U.S. officials are concerned that Turkey’s gold sales, which allow Iran to export natural gas, provides a financial lifeline to Tehran, which is largely frozen out of the global banking system by Western sanctions imposed over its nuclear programme.
Trade in Turkish gold bars to Iran via Dubai is drying up as banks and dealers increasingly refuse to buy the bullion to avoid sanctions risks associated with the trade.
Turkey has a six-month U.S. waiver exempting it from financial sanctions against Iran, which is due to expire in July.
“We will continue to make our gold exports this year to whoever seeks them. We have no restrictions and are not bound by restrictions imposed by others,” the Turkish minister told reporters.
“There may be a decline in demand for gold exports. This is nothing to do with sanctions. We are not subject to these sanctions until July anyway, but there may be a decline in demand from Iran,” he said.
Caglayan declined to say why he anticipated Iranian demand might fall.
Turkey, Iran’s biggest natural gas customer, has been paying the Islamic Republic for oil and gas imports with Turkish liras, because sanctions prevent it from paying in dollars or euros.
Iranians then buy gold in Turkey, and couriers carry bullion worth millions of dollars in hand luggage to Dubai, where it can be sold for foreign currency or shipped to Iran.
Caglayan, who has repeatedly said that Turkey’s gold trade with Iran is carried out by private firms and is not subject to U.S. sanctions, said other firms, including U.S. and European companies, were continuing their exports to Tehran.
“Turkey is doing whatever is required by international obligations. The companies of those imposing an embargo on Iran today, forbidding product exports to Iran, are exporting to Iran under different guises,” he said.
The U.S. State Department said in December that diplomats were in talks with Ankara over the flow of gold to Iran after the Senate approved expanded sanctions on trade with Iran’s energy and shipping sectors, which would also restrict trade in precious metals.

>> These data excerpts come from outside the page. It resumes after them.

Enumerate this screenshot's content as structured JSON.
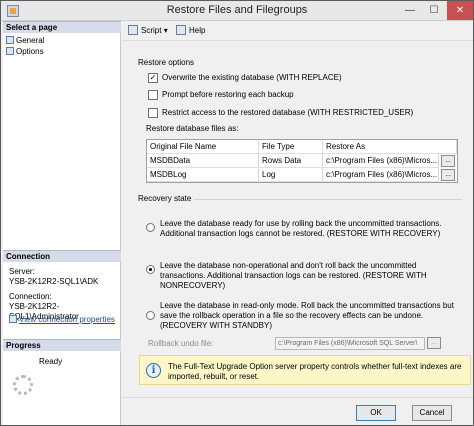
{
  "window": {
    "title": "Restore Files and Filegroups"
  },
  "left_pane": {
    "select_page_header": "Select a page",
    "pages": [
      {
        "label": "General"
      },
      {
        "label": "Options"
      }
    ],
    "connection_header": "Connection",
    "server_label": "Server:",
    "server_value": "YSB-2K12R2-SQL1\\ADK",
    "connection_label": "Connection:",
    "connection_value": "YSB-2K12R2-SQL1\\Administrator",
    "view_connection_link": "View connection properties",
    "progress_header": "Progress",
    "progress_status": "Ready"
  },
  "toolbar": {
    "script_label": "Script",
    "help_label": "Help"
  },
  "restore_options": {
    "header": "Restore options",
    "checkboxes": [
      {
        "label": "Overwrite the existing database (WITH REPLACE)",
        "checked": true
      },
      {
        "label": "Prompt before restoring each backup",
        "checked": false
      },
      {
        "label": "Restrict access to the restored database (WITH RESTRICTED_USER)",
        "checked": false
      }
    ]
  },
  "files_grid": {
    "header": "Restore database files as:",
    "columns": [
      "Original File Name",
      "File Type",
      "Restore As"
    ],
    "rows": [
      [
        "MSDBData",
        "Rows Data",
        "c:\\Program Files (x86)\\Micros..."
      ],
      [
        "MSDBLog",
        "Log",
        "c:\\Program Files (x86)\\Micros..."
      ]
    ],
    "browse_label": "..."
  },
  "recovery": {
    "header": "Recovery state",
    "options": [
      {
        "text": "Leave the database ready for use by rolling back the uncommitted transactions. Additional transaction logs cannot be restored. (RESTORE WITH RECOVERY)",
        "selected": false
      },
      {
        "text": "Leave the database non-operational and don't roll back the uncommitted transactions. Additional transaction logs can be restored. (RESTORE WITH NONRECOVERY)",
        "selected": true
      },
      {
        "text": "Leave the database in read-only mode. Roll back the uncommitted transactions but save the rollback operation in a file so the recovery effects can be undone. (RECOVERY WITH STANDBY)",
        "selected": false
      }
    ],
    "undo_label": "Rollback undo file:",
    "undo_value": "c:\\Program Files (x86)\\Microsoft SQL Server\\"
  },
  "info": {
    "text": "The Full-Text Upgrade Option server property controls whether full-text indexes are imported, rebuilt, or reset."
  },
  "buttons": {
    "ok": "OK",
    "cancel": "Cancel"
  }
}
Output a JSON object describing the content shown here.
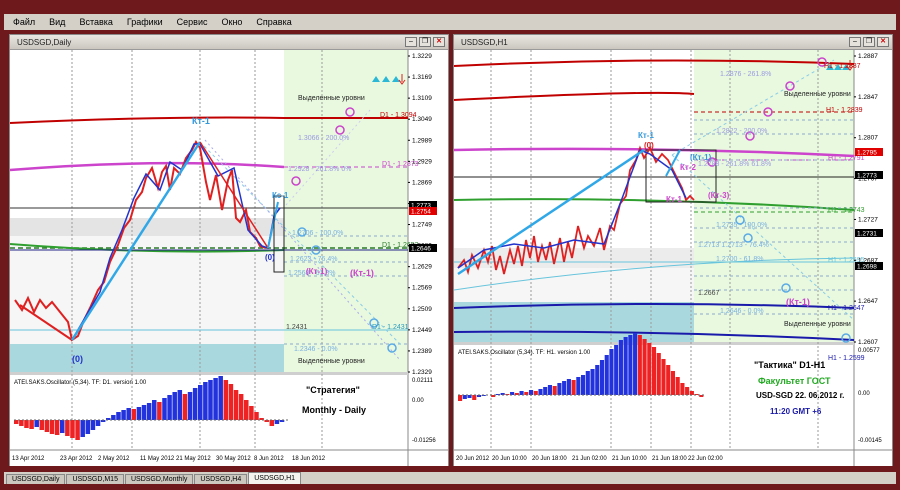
{
  "menu": [
    "Файл",
    "Вид",
    "Вставка",
    "Графики",
    "Сервис",
    "Окно",
    "Справка"
  ],
  "tabs": [
    {
      "label": "USDSGD,Daily",
      "active": false
    },
    {
      "label": "USDSGD,M15",
      "active": false
    },
    {
      "label": "USDSGD,Monthly",
      "active": false
    },
    {
      "label": "USDSGD,H4",
      "active": false
    },
    {
      "label": "USDSGD,H1",
      "active": true
    }
  ],
  "left": {
    "title": "USDSGD,Daily",
    "indicator_title": "ATEI.SAKS.Oscillator (5,34). TF: D1. version 1.00",
    "price_axis": [
      "1.3229",
      "1.3169",
      "1.3109",
      "1.3049",
      "1.2989",
      "1.2929",
      "1.2869",
      "1.2809",
      "1.2749",
      "1.2689",
      "1.2629",
      "1.2569",
      "1.2509",
      "1.2449",
      "1.2389",
      "1.2329"
    ],
    "price_tags": [
      {
        "text": "1.2773",
        "color": "#000000"
      },
      {
        "text": "1.2754",
        "color": "#e00000"
      },
      {
        "text": "1.2646",
        "color": "#000000"
      }
    ],
    "time_axis": [
      "13 Apr 2012",
      "23 Apr 2012",
      "2 May 2012",
      "11 May 2012",
      "21 May 2012",
      "30 May 2012",
      "8 Jun 2012",
      "18 Jun 2012"
    ],
    "ind_axis": [
      "0.02111",
      "0.00",
      "-0.01256"
    ],
    "labels": {
      "highlighted_top": "Выделенные уровни",
      "highlighted_bottom": "Выделенные уровни",
      "d1_1": "D1 - 1.3094",
      "d1_2": "D1 - 1.2873",
      "d1_3": "D1 - 1.2652",
      "d1_4": "D1 - 1.2431",
      "fib_200": "1.3066 - 200.0%",
      "fib_2618": "1.2928 - 261.8% 0%",
      "fib_100": "1.2706 - 100.0%",
      "fib_764": "1.2623 - 76.4%",
      "fib_618": "1.2568 - 61.8%",
      "fib_0": "1.2346 - 0.0%",
      "lvl_2431": "1.2431",
      "kt1_top": "Кт-1",
      "kc1": "Кс-1",
      "kt1_mid": "(Кт-1)",
      "kt1_right": "(Кт-1)",
      "zero_bottom": "(0)",
      "zero_mid": "(0)",
      "strategy_1": "\"Стратегия\"",
      "strategy_2": "Monthly - Daily"
    }
  },
  "right": {
    "title": "USDSGD,H1",
    "indicator_title": "ATEI.SAKS.Oscillator (5,34). TF: H1. version 1.00",
    "price_axis": [
      "1.2887",
      "1.2847",
      "1.2807",
      "1.2767",
      "1.2727",
      "1.2687",
      "1.2647",
      "1.2607"
    ],
    "price_tags": [
      {
        "text": "1.2795",
        "color": "#e00000"
      },
      {
        "text": "1.2773",
        "color": "#000000"
      },
      {
        "text": "1.2731",
        "color": "#000000"
      },
      {
        "text": "1.2698",
        "color": "#000000"
      }
    ],
    "time_axis": [
      "20 Jun 2012",
      "20 Jun 10:00",
      "20 Jun 18:00",
      "21 Jun 02:00",
      "21 Jun 10:00",
      "21 Jun 18:00",
      "22 Jun 02:00"
    ],
    "ind_axis": [
      "0.00577",
      "0.00",
      "-0.00145"
    ],
    "labels": {
      "h1_2887": "H1 - 1.2887",
      "h1_2839": "H1 - 1.2839",
      "h1_2791": "H1 - 1.2791",
      "h1_2743": "H1 - 1.2743",
      "h1_2695": "H1 - 1.2695",
      "h1_2647": "H1 - 1.2647",
      "h1_2599": "H1 - 1.2599",
      "fib_2618": "1.2876 - 261.8%",
      "fib_200": "1.2822 - 200.0%",
      "fib_2618b": "1.2788 - 261.8% 61.8%",
      "fib_100": "1.2735 - 100.0%",
      "fib_764": "1.2713 1.2713 - 76.4%",
      "fib_618": "1.2700 - 61.8%",
      "lvl_2667": "1.2667",
      "fib_0": "1.2646 - 0.0%",
      "highlighted_top": "Выделенные уровни",
      "highlighted_bottom": "Выделенные уровни",
      "kt1_left": "Кт-1",
      "kt1_box": "(Кт-1)",
      "kt2": "Кт-2",
      "kt1_low": "Кт-1",
      "kt3": "(Кт-3)",
      "kt1_right": "(Кт-1)",
      "zero": "(0)",
      "tactic_1": "\"Тактика\"   D1-H1",
      "tactic_2": "Факультет ГОСТ",
      "tactic_3": "USD-SGD 22. 06.2012 г.",
      "tactic_4": "11:20  GMT +6"
    }
  }
}
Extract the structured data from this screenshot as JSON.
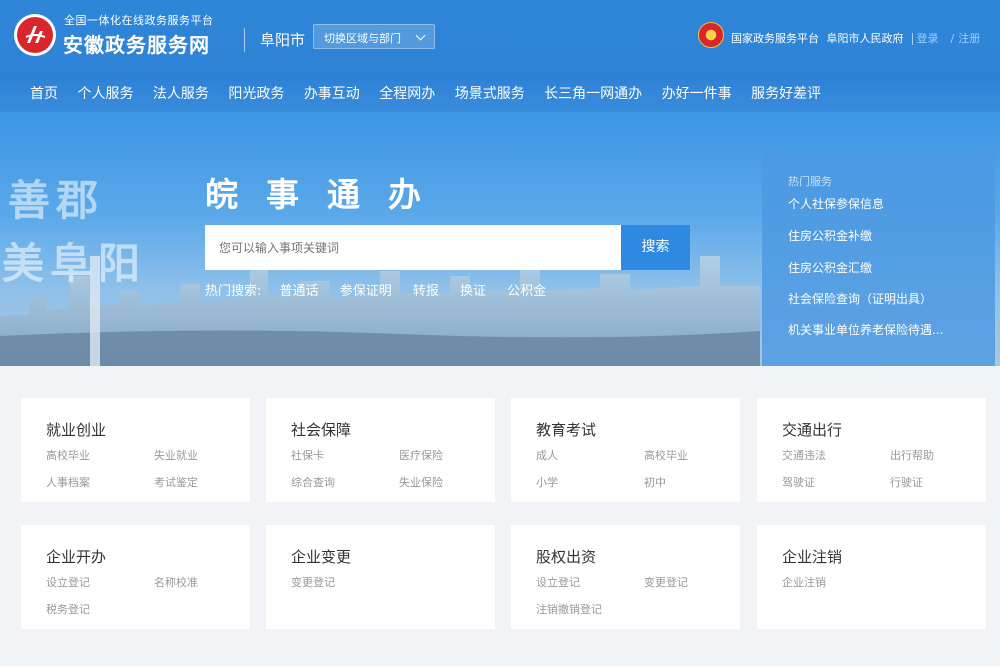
{
  "header": {
    "brand_subtitle": "全国一体化在线政务服务平台",
    "brand_title": "安徽政务服务网",
    "city": "阜阳市",
    "region_switch": "切换区域与部门",
    "national_platform": "国家政务服务平台",
    "city_government": "阜阳市人民政府",
    "login": "登录",
    "register": "注册",
    "logo_icon": "anhui-gov-logo-icon",
    "emblem_icon": "national-emblem-icon",
    "colors": {
      "header_bg": "#2f86d9",
      "login_link": "#9fd0ff",
      "logo_red": "#d9262c"
    }
  },
  "nav": {
    "items": [
      "首页",
      "个人服务",
      "法人服务",
      "阳光政务",
      "办事互动",
      "全程网办",
      "场景式服务",
      "长三角一网通办",
      "办好一件事",
      "服务好差评"
    ]
  },
  "banner": {
    "calligraphy_line1": "善郡",
    "calligraphy_line2": "美阜阳",
    "slogan": "皖事通办",
    "search_placeholder": "您可以输入事项关键词",
    "search_button": "搜索",
    "hot_search_label": "热门搜索:",
    "hot_search": [
      "普通话",
      "参保证明",
      "转报",
      "换证",
      "公积金"
    ]
  },
  "hot_services": {
    "title": "热门服务",
    "items": [
      "个人社保参保信息",
      "住房公积金补缴",
      "住房公积金汇缴",
      "社会保险查询（证明出具）",
      "机关事业单位养老保险待遇..."
    ]
  },
  "cards": [
    {
      "title": "就业创业",
      "links": [
        "高校毕业",
        "失业就业",
        "人事档案",
        "考试鉴定"
      ]
    },
    {
      "title": "社会保障",
      "links": [
        "社保卡",
        "医疗保险",
        "综合查询",
        "失业保险"
      ]
    },
    {
      "title": "教育考试",
      "links": [
        "成人",
        "高校毕业",
        "小学",
        "初中"
      ]
    },
    {
      "title": "交通出行",
      "links": [
        "交通违法",
        "出行帮助",
        "驾驶证",
        "行驶证"
      ]
    },
    {
      "title": "企业开办",
      "links": [
        "设立登记",
        "名称校准",
        "税务登记"
      ]
    },
    {
      "title": "企业变更",
      "links": [
        "变更登记"
      ]
    },
    {
      "title": "股权出资",
      "links": [
        "设立登记",
        "变更登记",
        "注销撤销登记"
      ]
    },
    {
      "title": "企业注销",
      "links": [
        "企业注销"
      ]
    }
  ]
}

That increasing U.S. pressure has already started to create troublesome repercussions for exporters of Turkish gold.
The spotlight on the gold-for-gas exchange contributed to a cut in Turkey’s gold exports to the United Arab Emirates (UAE) to some $400 million in December from nearly $2 billion in August, according to the latest official trade data.
Separately, Caglayan said Turkish state-owned Halkbank will continue its existing transactions with Iran but some other banks, with activities in the United States, had pulled back in response to U.S. pressure.
Asked about a decision by India no longer to use Halkbank to pay for its Iranian oil imports, he said: “This is India’s decision not Halkbank’s.”
A Turkish official told Reuters that trade with Iran through a third party was no longer allowed under tighter U.S. sanctions which went into effect on Wednesday.